If you are reading this article you probably stumbled upon it by by searching for keyword combinations like “men for men.” A term often coupled with actions such as “looking,” this phrase is often characterized by men who are seeking other men for sex, however it could also describe men who are looking for dates or the company of other men. Nonetheless, individuals who are “men for men” use a variety of tools and apps that serve many functions, from social networking to basic sex.
What we find so fascinating about the psychology behind the use of each application or website is that they serve individual purposes based on the interface and user experience. Although we briefly touched on what is referred to as “geosocial mapping” in our article titled The Headless Torso: Communicating on Gay Apps, we wanted to go into further detail by including several web-based applications and websites. By analyzing the ways users engage with each application or web-based service, we can better understand the intention behind the design.
So what are these applications and websites that constitute the “men for men” experience? Here are three types of services that answer this call in a multitude of ways.
Mobile app characterized by a single-photo profile and hookup scene
As we stated before, Grindr limits their users to one profile picture on the landing screen for each profile. Although users are allowed to send more pictures to other users once a chat has begun, unlike Jack’d and Tinder that allow for multiple pictures to be housed on each profile, Grindr functions on a platform designed for those who are quickly scrolling through.
This setup also presents the user with some very important profile choices. How does one optimize their social experience on Grindr with one picture? What kind of message does a smiling profile shot portray compared to a headless torso?

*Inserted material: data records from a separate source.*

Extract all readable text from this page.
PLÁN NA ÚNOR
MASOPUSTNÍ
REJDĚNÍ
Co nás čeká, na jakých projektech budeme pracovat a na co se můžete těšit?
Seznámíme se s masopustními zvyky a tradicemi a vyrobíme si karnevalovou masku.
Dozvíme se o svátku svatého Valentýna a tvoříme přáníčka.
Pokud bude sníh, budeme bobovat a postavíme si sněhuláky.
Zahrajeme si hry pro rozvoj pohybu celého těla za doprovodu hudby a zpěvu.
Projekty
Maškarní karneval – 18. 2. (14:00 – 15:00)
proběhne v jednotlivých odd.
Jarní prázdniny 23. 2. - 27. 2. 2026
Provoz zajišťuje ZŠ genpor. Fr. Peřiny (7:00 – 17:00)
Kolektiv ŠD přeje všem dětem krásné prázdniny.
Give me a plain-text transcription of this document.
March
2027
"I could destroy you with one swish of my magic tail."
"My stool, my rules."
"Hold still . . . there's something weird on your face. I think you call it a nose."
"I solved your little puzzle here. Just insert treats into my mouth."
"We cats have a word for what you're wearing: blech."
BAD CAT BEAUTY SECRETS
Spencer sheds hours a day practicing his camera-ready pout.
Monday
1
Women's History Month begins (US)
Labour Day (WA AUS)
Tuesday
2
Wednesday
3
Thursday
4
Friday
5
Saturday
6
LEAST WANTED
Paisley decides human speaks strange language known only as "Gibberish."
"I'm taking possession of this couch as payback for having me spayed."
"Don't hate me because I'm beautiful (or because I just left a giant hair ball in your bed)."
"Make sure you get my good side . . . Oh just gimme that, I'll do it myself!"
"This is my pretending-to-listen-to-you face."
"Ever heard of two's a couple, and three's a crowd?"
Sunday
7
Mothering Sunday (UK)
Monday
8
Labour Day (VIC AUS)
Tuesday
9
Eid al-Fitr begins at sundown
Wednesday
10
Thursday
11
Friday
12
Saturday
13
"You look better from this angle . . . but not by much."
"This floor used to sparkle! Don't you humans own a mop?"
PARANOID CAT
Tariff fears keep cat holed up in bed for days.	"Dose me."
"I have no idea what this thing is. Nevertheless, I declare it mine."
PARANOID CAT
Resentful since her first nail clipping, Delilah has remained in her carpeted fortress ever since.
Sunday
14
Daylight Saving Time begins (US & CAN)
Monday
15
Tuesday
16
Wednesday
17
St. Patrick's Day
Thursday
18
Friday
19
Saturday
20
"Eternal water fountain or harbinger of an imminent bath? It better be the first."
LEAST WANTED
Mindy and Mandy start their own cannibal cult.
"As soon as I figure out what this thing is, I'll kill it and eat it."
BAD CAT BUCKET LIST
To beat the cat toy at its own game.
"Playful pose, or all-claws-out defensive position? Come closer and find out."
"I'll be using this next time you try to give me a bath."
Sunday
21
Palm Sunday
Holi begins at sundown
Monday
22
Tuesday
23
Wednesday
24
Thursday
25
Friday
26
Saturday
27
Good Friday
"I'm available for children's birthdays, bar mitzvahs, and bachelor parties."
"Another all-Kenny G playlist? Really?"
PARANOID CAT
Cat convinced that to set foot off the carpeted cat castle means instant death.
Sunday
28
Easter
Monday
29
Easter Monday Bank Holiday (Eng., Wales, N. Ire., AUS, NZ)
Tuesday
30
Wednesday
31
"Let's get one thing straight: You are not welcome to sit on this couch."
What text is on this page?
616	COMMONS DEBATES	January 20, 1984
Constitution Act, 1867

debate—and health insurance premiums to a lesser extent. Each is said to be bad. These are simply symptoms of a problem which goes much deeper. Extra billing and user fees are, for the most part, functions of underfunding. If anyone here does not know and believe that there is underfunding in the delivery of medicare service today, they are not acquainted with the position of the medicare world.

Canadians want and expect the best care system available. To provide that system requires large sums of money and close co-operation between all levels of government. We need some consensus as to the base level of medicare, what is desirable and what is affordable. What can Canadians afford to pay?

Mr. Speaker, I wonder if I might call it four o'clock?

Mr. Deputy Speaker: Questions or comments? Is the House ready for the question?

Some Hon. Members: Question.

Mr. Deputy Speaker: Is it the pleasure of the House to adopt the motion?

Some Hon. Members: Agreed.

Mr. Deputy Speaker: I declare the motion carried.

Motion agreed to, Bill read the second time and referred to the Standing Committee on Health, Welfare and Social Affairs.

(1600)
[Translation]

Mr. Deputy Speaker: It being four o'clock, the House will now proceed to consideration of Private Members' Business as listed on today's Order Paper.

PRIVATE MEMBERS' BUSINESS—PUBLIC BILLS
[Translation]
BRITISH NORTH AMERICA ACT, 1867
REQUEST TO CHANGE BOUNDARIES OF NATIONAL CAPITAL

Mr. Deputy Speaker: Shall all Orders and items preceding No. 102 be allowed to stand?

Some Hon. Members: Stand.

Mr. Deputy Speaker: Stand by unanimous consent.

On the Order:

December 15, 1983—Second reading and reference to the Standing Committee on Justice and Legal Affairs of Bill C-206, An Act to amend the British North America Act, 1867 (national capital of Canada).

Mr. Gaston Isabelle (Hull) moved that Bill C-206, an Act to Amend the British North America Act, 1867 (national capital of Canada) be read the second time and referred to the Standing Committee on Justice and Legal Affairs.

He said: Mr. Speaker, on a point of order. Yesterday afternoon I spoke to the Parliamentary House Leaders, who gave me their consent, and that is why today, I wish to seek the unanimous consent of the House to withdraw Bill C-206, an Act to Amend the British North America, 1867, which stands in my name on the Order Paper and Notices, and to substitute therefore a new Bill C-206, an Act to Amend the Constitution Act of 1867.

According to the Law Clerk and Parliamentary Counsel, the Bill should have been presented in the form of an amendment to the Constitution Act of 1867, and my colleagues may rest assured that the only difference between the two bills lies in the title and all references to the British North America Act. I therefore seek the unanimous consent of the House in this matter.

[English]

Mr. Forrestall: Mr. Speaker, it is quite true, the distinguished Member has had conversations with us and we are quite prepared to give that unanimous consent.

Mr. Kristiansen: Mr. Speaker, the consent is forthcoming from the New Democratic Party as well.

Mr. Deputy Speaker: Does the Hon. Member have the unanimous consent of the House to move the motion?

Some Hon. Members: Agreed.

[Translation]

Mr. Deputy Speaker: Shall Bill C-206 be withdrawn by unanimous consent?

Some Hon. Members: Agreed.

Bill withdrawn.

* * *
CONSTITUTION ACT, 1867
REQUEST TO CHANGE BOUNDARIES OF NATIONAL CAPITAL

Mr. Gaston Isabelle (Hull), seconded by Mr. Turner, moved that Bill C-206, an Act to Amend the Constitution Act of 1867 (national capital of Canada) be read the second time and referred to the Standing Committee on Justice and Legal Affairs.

Regardless of user intent, Grindr is designed to motivate users to be “zero feet away,” or to finally meet in person. However, the limited profile picture and content options diminish the amount of information that is shared on a single profile, thus perpetuating hookups by listing only “the essentials.” Pertinent physical information such as racial background, height, weight, and a single photo sums up the majority of information Grindr feels necessary to share between users. Whether good or bad, Grindr is designed to promote hook-ups and sex rather than dating. This promotes and perpetuates the continued usage of their app.
Web-based service offered in hundreds of cities around the world with a notorious “personals” page
Whether we personally use Craigslist to find guys, or we have friends who prefer using this website over mobile applications, it is apparent that the design and functionality is entirely different from mobile apps. Unlike Grindr and Jack’d, Craigslist only requires one user to create a post that anyone is able to view. Instead of creating an initial two-user design, this path of communication allows users to make very specific requests in their “profile,” or single Craigslist post. This functions as a jumping-off point from which users can either respond or move on to the next post.
Having lived in the Bay Area for several years, I came to develop a more open-minded understanding and approach to the personals page on Craigslist. A site that I had originally deemed as dirty, or even scary, was transformed by several of my friends simply into a different means by which people can obtain sex with men. For example, one of my friends who had a very specific interest in “edging” found Craigslist more successful in sourcing qualified men compared to spending hours scrounging for a response on Grindr.
Most notably, Craigslist cares less about time and immediate response due to the fact that one cannot view whether the author of a post is online at that moment. A muted urgency for response coupled with the absence of an “x feet away” notifier allows users to spend less time sorting through non-matches, especially when they have specific desires in mind.
Mobile app characterized by its “swiping” capabilities
What’s most notable about this application is the fact that users select each other prior to being able to even initiate a conversation. With the ability to list several photographs and a much more extensive text space for each user’s profile, this allows users the ability to get to know each other better before even starting to talk. Although some simply swipe right or left based on the aesthetics of the first picture they see, the intent behind the application is for users to reveal more about themselves in comparison to Grindr, or even Jack’d.
Additionally, the fact that users select each other functions as either a passive or active conversation-starter. Each user is given the confidence that they are already talking to someone who is interested in them, and therefore a major first conversation is figuring out what the other individual found appealing about the content listed on the Tinder profile. The increased ability to share more information with the “weeding-out” function of pre-selection increases the odds that users will go on successful dates and meetups. Due to the larger investment (of time and energy) on behalf of each user, the odds of meetups beyond hooking up and sex is increased as well.